Does anyone remember the film Sliding Doors where Gwyneth Paltrow runs to catch a train and we follow two 'futures' that are determined on whether she managed to board the train or not? I loved the film back in my teens, and often think of my own “sliding doors” moments. We experienced one of these a week ago.
A bit of background first (think of this as the voice over at the beginning of a film, while on screen you see some beautiful scenes of my family growing and new babies coming along – obviously my character is played by someone really beautiful with no lanky unwashed hair or dark circles under her eyes!)
Chris had two weeks' paternity leave in January (delayed from December) and we really wanted to do some fun things as a family. We planned our Fridays as family days, doing things that the boys like to do (well Elliot mainly, since Alexander is too small to have an opinion and let's face it asleep most of the time!)
For the first Family Friday I thought it would be nice to go to our local wildlife park. Elliot has been there many times before and really likes it. There's a little train to ride on, and a lovely adventure play area. I envisaged a happy family day, followed by snuggles on the sofa, maybe watching a film, with my three boys.
After a restful night with only minimal wake ups from the baby, we all got up, dressed without complaint, and had a lovely breakfast. So far so good. Elliot got excited about our trip and even helped to make his lunch, before we all bundled into the car. We were on our way.
We pulled in to waitrose to pick up extra picnic supplies, and Chris hopped out as both boys were a bit sleepy, so I stayed in the car with them.
Now, in the film, you may recall that Gwyneth gets a very handy hair cut quite early on so that the audience know exactly which 'future' they are watching at any point.
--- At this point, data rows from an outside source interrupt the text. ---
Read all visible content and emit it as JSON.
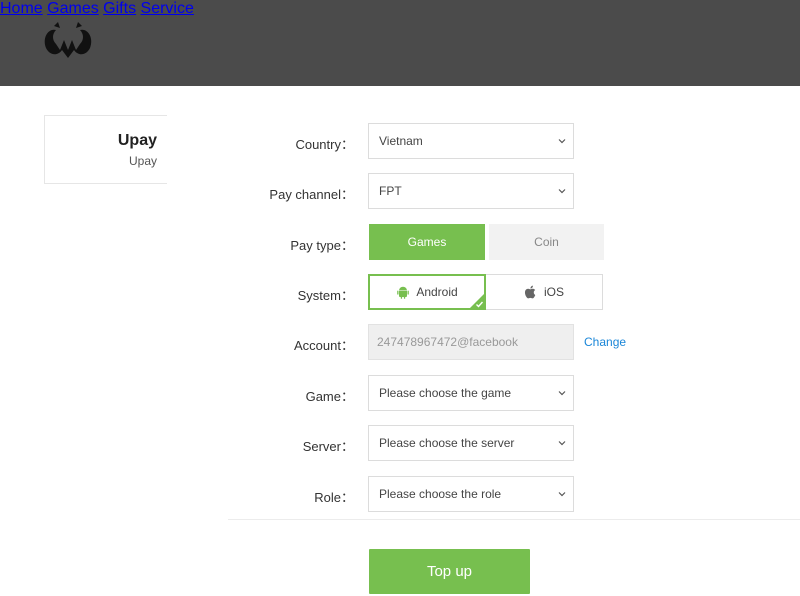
{
  "header": {
    "nav": [
      {
        "label": "Home"
      },
      {
        "label": "Games"
      },
      {
        "label": "Gifts"
      },
      {
        "label": "Service"
      }
    ]
  },
  "card": {
    "name": "Upay",
    "sub": "Upay"
  },
  "form": {
    "country": {
      "label": "Country",
      "value": "Vietnam"
    },
    "pay_channel": {
      "label": "Pay channel",
      "value": "FPT"
    },
    "pay_type": {
      "label": "Pay type",
      "options": [
        "Games",
        "Coin"
      ],
      "selected": "Games"
    },
    "system": {
      "label": "System",
      "options": [
        "Android",
        "iOS"
      ],
      "selected": "Android"
    },
    "account": {
      "label": "Account",
      "value": "247478967472@facebook",
      "change_label": "Change"
    },
    "game": {
      "label": "Game",
      "placeholder": "Please choose the game"
    },
    "server": {
      "label": "Server",
      "placeholder": "Please choose the server"
    },
    "role": {
      "label": "Role",
      "placeholder": "Please choose the role"
    },
    "colon": "："
  },
  "submit_label": "Top up",
  "colors": {
    "header_bg": "#4b4b4b",
    "accent": "#77bf4f",
    "link": "#1a86d8"
  }
}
For the purposes of today in this next bit, my ideal day is shown in normal font and what actually took place is in italics. Ok?
After picking up everything we needed and a couple of treats, Chris comes back to the car having bought delicious picnic food, and pulls out of the car park.
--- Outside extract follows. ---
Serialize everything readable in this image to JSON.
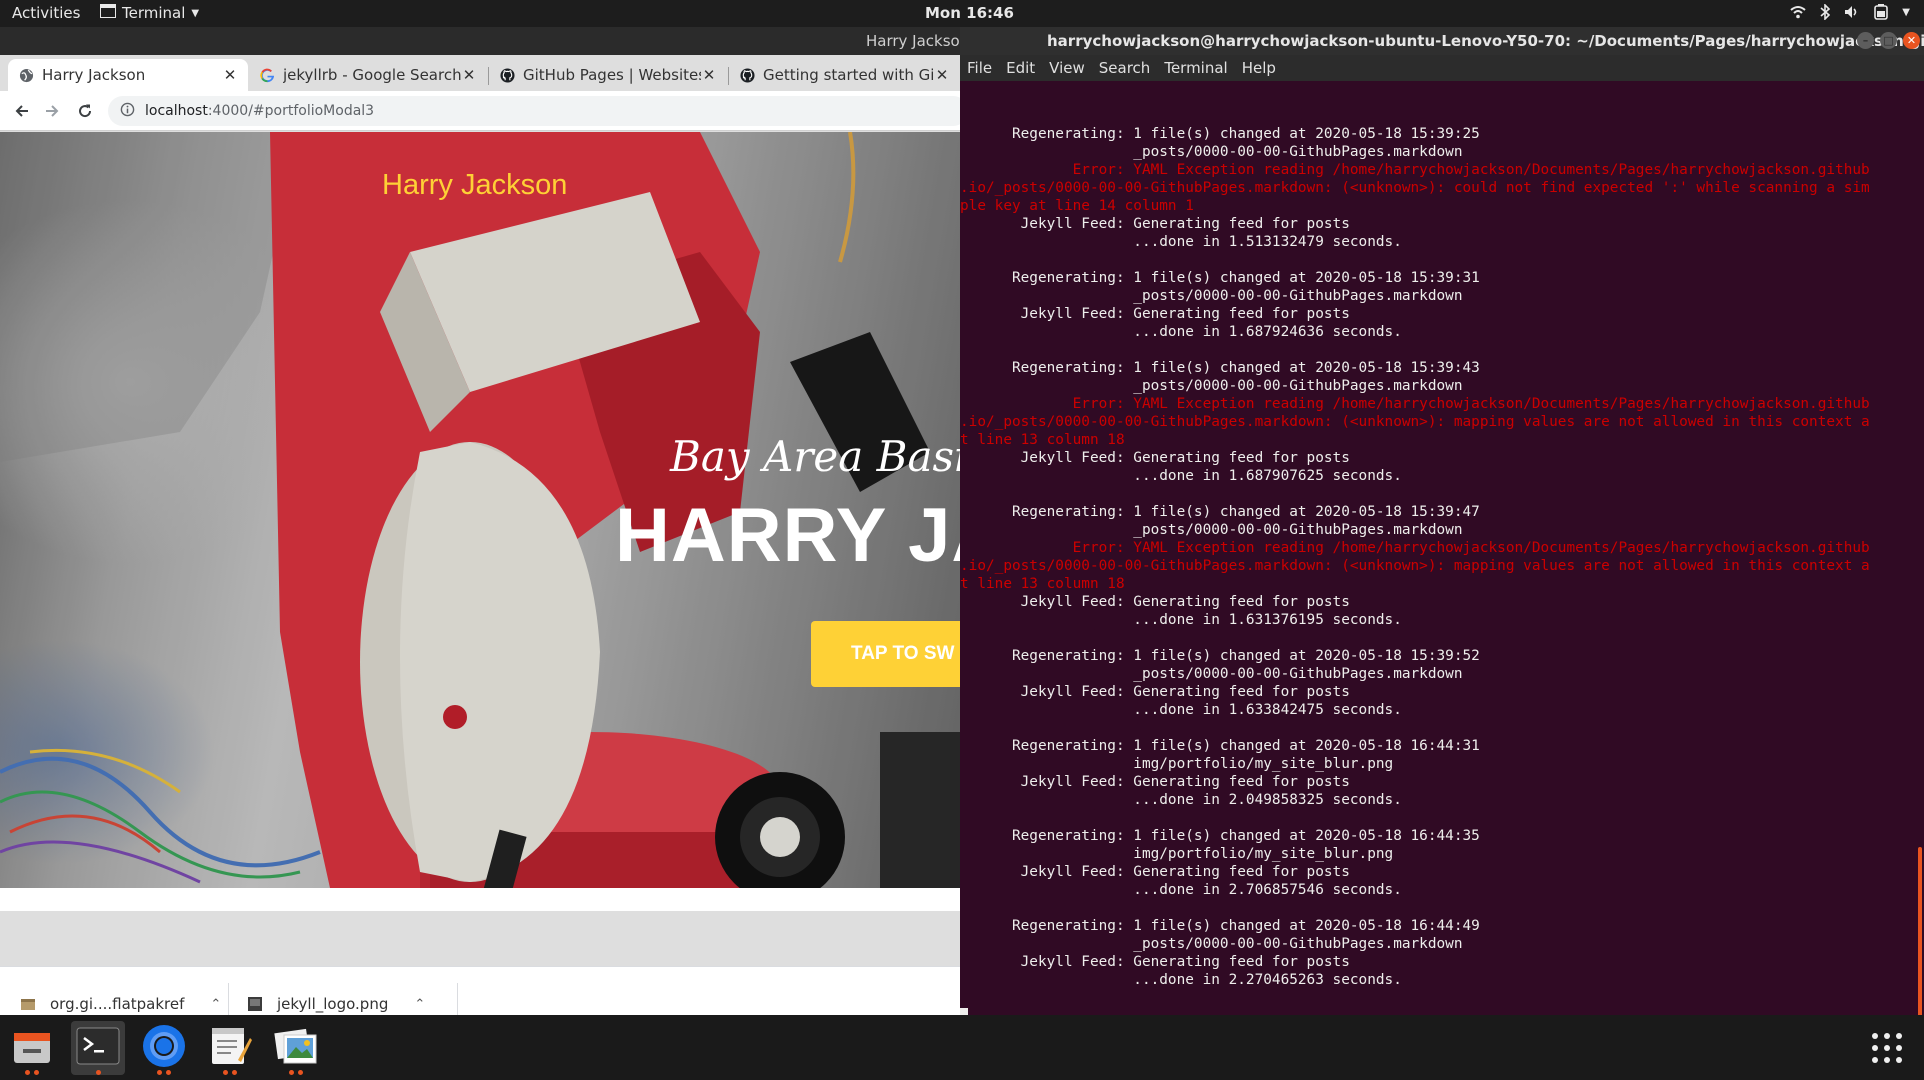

On pulling out of the car park, a random post appears as if from nowhere – even the man collecting trolleys seems surprised – and before anything can be done a lovely big dent has appeared in the side of our car. We decide to carry on regardless. Elliot wakes up and informs us he now doesn't want to see any animals –
Lunchtime! We arrive at the wildlife park, all very excited. We're given a discount on entry because they're feeling generous! How kind!
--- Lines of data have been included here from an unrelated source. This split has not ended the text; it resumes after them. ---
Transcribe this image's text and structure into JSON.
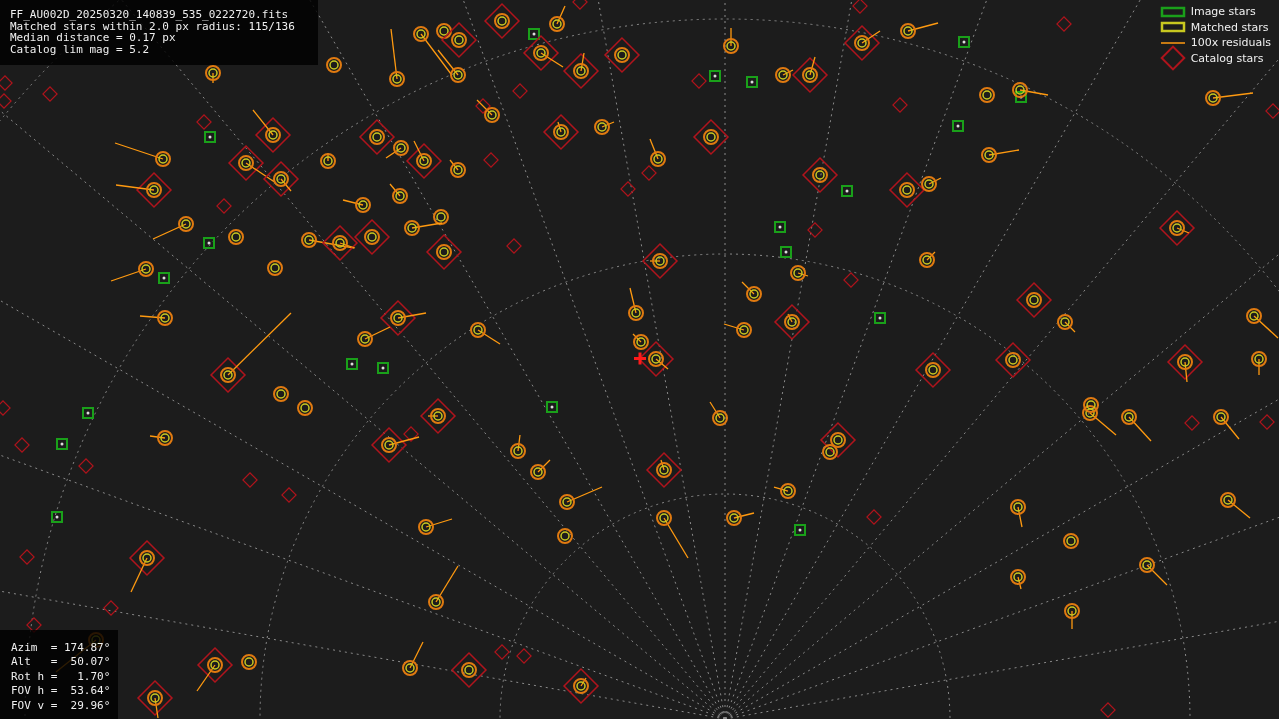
{
  "info_panel": {
    "lines": [
      "FF_AU002D_20250320_140839_535_0222720.fits",
      "Matched stars within 2.0 px radius: 115/136",
      "Median distance = 0.17 px",
      "Catalog lim mag = 5.2"
    ]
  },
  "legend": [
    {
      "kind": "image",
      "label": "Image stars"
    },
    {
      "kind": "matched",
      "label": "Matched stars"
    },
    {
      "kind": "residual",
      "label": "100x residuals"
    },
    {
      "kind": "catalog",
      "label": "Catalog stars"
    }
  ],
  "pointing_panel": {
    "lines": [
      "Azim  = 174.87°",
      "Alt   =  50.07°",
      "Rot h =   1.70°",
      "FOV h =  53.64°",
      "FOV v =  29.96°"
    ]
  }
}
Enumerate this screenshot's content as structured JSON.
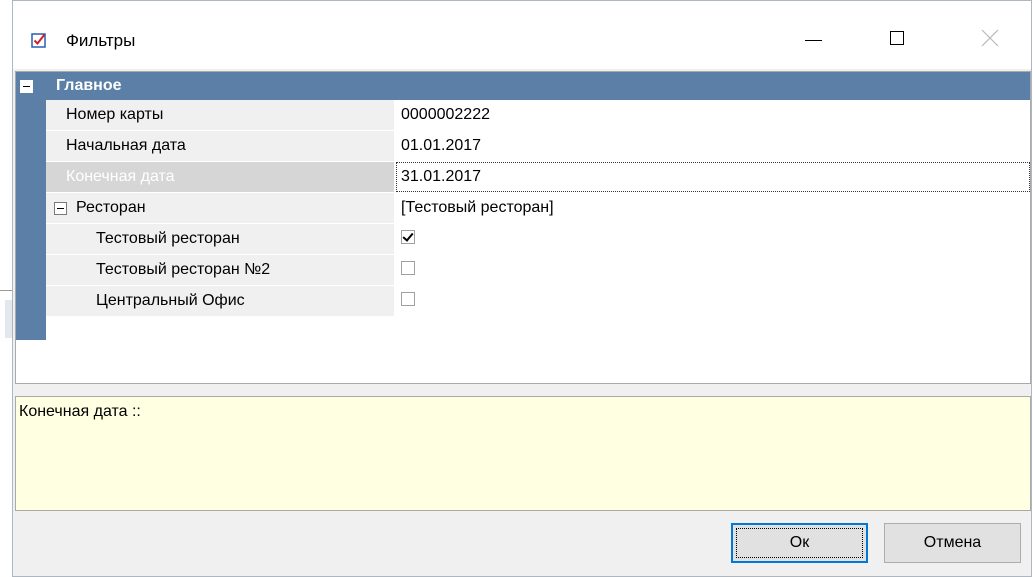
{
  "window": {
    "title": "Фильтры",
    "icon": "checkbox-checked-icon"
  },
  "grid": {
    "category": {
      "label": "Главное",
      "toggle": "collapse-icon"
    },
    "rows": [
      {
        "label": "Номер карты",
        "value": "0000002222"
      },
      {
        "label": "Начальная дата",
        "value": "01.01.2017"
      },
      {
        "label": "Конечная дата",
        "value": "31.01.2017",
        "selected": true
      },
      {
        "label": "Ресторан",
        "value": "[Тестовый ресторан]",
        "group": true
      },
      {
        "label": "Тестовый ресторан",
        "checked": true
      },
      {
        "label": "Тестовый ресторан №2",
        "checked": false
      },
      {
        "label": "Центральный Офис",
        "checked": false
      }
    ]
  },
  "description": {
    "text": "Конечная дата ::"
  },
  "buttons": {
    "ok": "Ок",
    "cancel": "Отмена"
  },
  "colors": {
    "category_bg": "#5b7fa6",
    "description_bg": "#ffffe1",
    "focus_border": "#0078d7"
  }
}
After a stressful drive, trying not to panic about the damaged car (and what this means for our current finances!), we arrive at the wildlife park still listening to Elliot saying he doesn't want to see animals, and he doesn't want the picnic he was so excited about only hours earlier. We pull up to buy tickets and learn that as Elliot is now 3 we have to pay an additional £9.50 for him on top of the £15 per adult. Ignoring the imaginary bank manager with rolling eyes in our heads, we hand over the money and find a space to park.
Happily bundled up in coats and scarves, we proceed to find the swings and slides which Elliot loves. This is followed by a lovely picnic lunch, which we are permitted to eat in a quiet corner of the cafe, as it's so cold outside.
Despite moans, Elliot seems excited about going on the swings and slides. “Horray!” we think, before we all realise just how cold it actually is. (It's at this point I start to think this was all a bad idea, yes I'm a bit slow!) A quick look at the swings and slides, we think we can rescue the day with food and start to think about the picnic. Upon investigation however there is nowhere inside to eat – the cafe has a sign forbidding people from eating anything but the chips they serve on the premises – so we perch on a picnic bench and eat as fast as we can to avoid getting frostbite. Alexander wakes up, clearly bemused as to why his family are so peculiar that they think it's appropriate to picnic in such cold conditions, so Chris ends up eating his picnic standing up and rocking the buggy back and forth. Peaceful and relaxing it is not. After eating so fast we all have indigestion we rush to the cafe to warm up.
Despite the cold, we have a fun time checking out the monkeys and the penguins before going on the train to see the bigger animals. Particular favourites are the giraffes and the wolves!
With the exception of the wolves (which despite all being asleep, make Elliot hide behind Chris as he's “scared” – cute!) the remaining hour we spend at the park is a complete nightmare. Elliot doesn't want to walk, and Alexander is occupying the only buggy we have with us, meaning Chris has to carry him, and his muddy shoes, which casually brush against the clean jeans he out on that morning, the rest of the way around the park. Exhausted and drained of all patience, we head back to the car after only a couple of hours, and missing out half the park. Within minutes of leaving, both boys are yet again asleep in the back of the car and our nerves are torn to shreds
Thankfully both my ideal day and the actual day ends well. No italics needed from here on.
We get home and, refreshed after a sleep, Elliot is happy and excited again. We make biscuits and curl up on the sofa to watch Tangled. He goes to bed without issue and we flop onto the sofa with wine, plotting to ignore the car that needs fixing and what little remains of our belief in our ability to parent this child.
Having a three year old is exhausting. I'm trying to ignore the fact that in three years time we'll have another one!